Arrivati in fabbrica, centinaia di chili di vestiti vengono smistati a mano e il solo occhio umano è in grado di fare la prima importante selezione o classificazione. I capi raccolti sono suddivisi in venticinque macro categorie ripartite a loro volta in oltre ottanta sotto categorie che si basano su genere, tipo, età, materiale e condizioni. A questo punto, la sorte dei tessuti è stabilita e la divisione sarà tra ciò che verrà eliminato e ciò che invece verrà sfilacciato e rifilato.
È il caso di molti indumenti di lana che, grazie alla loro composizione naturale, possono essere scomposti e rifilati da capo. La produzione di nuovi tessuti infatti è alla base del concetto di circolarità, per cui un qualsiasi materiale può essere rimesso in circolo e riutilizzato un infinito numero di volte evitando così uno smaltimento dispendioso sia a livello economico che in termini di inquinamento.
Re-cycling e Up-cycling
Se con il ciclo canonico un capo solitamente viene valutato al ribasso, con l’up-cycling questo concetto si stravolge. Lo scopo è infatti quello di modificare, – nel percepito o nel concreto – , il suo valore, moltiplicandolo. Trasformazione e rigenerazione sono quindi concetti alla base del “riciclo verso l’alto”, in cui uno specifico indumento o capo è ri-lavorato. Un esempio sono le borse ricavate da parti di giacche, oppure i jeans o i realizzati creati grazie all’unione di brandelli di altri capi. In questo modo gli abiti diventano in un certo senso “unici”, diventando appetibili per la clientela vista la loro particolarità.

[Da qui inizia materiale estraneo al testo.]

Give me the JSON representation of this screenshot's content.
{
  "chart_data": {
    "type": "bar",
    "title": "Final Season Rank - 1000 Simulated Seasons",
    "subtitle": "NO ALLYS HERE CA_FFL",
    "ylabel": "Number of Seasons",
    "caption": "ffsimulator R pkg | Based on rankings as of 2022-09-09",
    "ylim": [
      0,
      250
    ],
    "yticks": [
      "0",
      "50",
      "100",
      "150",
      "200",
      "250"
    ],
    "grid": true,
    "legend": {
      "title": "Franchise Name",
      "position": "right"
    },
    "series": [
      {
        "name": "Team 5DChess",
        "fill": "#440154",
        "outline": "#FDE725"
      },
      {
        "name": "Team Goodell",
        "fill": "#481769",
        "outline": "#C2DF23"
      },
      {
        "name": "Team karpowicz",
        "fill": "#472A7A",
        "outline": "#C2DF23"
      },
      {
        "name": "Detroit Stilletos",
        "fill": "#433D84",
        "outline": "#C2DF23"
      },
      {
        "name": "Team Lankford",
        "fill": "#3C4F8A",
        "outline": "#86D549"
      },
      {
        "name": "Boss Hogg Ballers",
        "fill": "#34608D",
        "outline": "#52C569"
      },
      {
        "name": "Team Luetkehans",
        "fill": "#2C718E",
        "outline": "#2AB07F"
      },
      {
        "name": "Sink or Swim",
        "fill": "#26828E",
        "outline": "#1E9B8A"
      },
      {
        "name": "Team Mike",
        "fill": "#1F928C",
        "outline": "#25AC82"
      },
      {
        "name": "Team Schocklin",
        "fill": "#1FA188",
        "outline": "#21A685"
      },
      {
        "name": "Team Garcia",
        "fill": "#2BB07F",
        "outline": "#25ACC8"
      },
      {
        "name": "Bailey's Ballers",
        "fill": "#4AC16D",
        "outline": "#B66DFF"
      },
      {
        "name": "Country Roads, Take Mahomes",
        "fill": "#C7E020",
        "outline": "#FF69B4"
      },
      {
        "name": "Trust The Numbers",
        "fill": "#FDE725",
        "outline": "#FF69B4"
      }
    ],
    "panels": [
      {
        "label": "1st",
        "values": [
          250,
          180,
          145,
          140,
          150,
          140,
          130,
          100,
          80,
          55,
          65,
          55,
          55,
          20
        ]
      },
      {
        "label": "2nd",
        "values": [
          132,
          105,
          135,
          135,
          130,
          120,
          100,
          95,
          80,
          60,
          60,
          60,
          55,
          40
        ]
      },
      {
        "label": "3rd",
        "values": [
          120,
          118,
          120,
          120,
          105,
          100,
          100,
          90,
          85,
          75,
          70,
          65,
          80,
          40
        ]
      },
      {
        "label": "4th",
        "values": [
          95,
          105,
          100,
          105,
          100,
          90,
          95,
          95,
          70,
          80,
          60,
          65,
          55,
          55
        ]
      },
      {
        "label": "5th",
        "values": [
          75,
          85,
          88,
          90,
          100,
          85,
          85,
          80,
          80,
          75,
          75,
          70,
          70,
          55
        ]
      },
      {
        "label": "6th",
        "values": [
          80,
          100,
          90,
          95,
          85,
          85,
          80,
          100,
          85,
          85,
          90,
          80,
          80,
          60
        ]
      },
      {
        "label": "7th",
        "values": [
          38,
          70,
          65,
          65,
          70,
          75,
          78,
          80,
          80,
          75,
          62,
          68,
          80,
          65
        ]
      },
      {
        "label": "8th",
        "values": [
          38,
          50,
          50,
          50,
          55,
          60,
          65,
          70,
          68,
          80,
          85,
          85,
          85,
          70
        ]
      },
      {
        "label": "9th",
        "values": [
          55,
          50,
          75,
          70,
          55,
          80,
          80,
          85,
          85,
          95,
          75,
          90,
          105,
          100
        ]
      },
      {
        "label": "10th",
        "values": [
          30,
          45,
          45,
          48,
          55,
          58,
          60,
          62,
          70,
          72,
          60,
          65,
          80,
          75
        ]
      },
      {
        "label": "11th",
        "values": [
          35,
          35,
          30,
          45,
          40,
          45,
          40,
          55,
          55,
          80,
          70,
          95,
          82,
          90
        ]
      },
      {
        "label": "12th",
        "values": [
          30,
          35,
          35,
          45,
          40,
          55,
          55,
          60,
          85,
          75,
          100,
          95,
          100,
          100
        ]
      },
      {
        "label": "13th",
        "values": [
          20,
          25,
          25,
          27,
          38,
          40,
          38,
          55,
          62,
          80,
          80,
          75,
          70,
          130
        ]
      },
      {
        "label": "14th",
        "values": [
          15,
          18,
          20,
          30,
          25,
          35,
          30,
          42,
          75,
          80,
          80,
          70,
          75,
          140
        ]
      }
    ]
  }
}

Consigli pratici per un riciclo corretto
Al fine di rendere il riciclo efficace è bene quindi seguire alcuni accorgimenti che agevoleranno il lavoro a chi si occupa dello smaltimento (o della rimessa in circolo). Attenzione a non gettare indumenti sporchi o maleodoranti: a queste condizioni infatti verranno comunque scartati a prescindere dalle loro effettive condizioni.
Importante poi non tagliare mai le etichette che risultano essere una vera e propria “guida” durante il processo di riutilizzo. In fase di smistamento infatti vengono esaminate per capire la reale composizione dei materiali. Senza un’etichetta, non ci può essere reale selezione, quindi neanche un successivo riutilizzo. Per le scarpe la situazione è ancora più complessa: una scarpa priva di lacci infatti non potrà mai trovare seconda vita.
La piaga dei resi
In ultimo, ma non per gravità, vi è il problema dei resi. Acquistare online è comodo e veloce, ma quante volte la taglia non è giusta, costringendoci a fare il reso? Proprio i vestiti resi, purtroppo, per oltre l’85% finiscono in discarica. Abiti nuovi e mai indossati aumentano ancor più l’inquinamento, oltre che lo spreco. Il lavaggio e la rimessa in circolo di un capo infatti costano molto più alle aziende rispetto al loro semplice smaltimento, preferendo quest’ultima soluzione in quanto più economica. Comprare online in maniera distratta e veloce è un danno reale che si ripercuote in maniera irreversibile su tutti noi. Il riciclo quindi è un’importante strategia per ridurre i danni provocati dall’industria della moda sull’ambiente e noi, come consumatori, abbiamo il compito ed il dovere morale di informarci e prendere coscienza delle nostre azioni, partendo da semplici gesti che possono andare a determinare un vero cambiamento.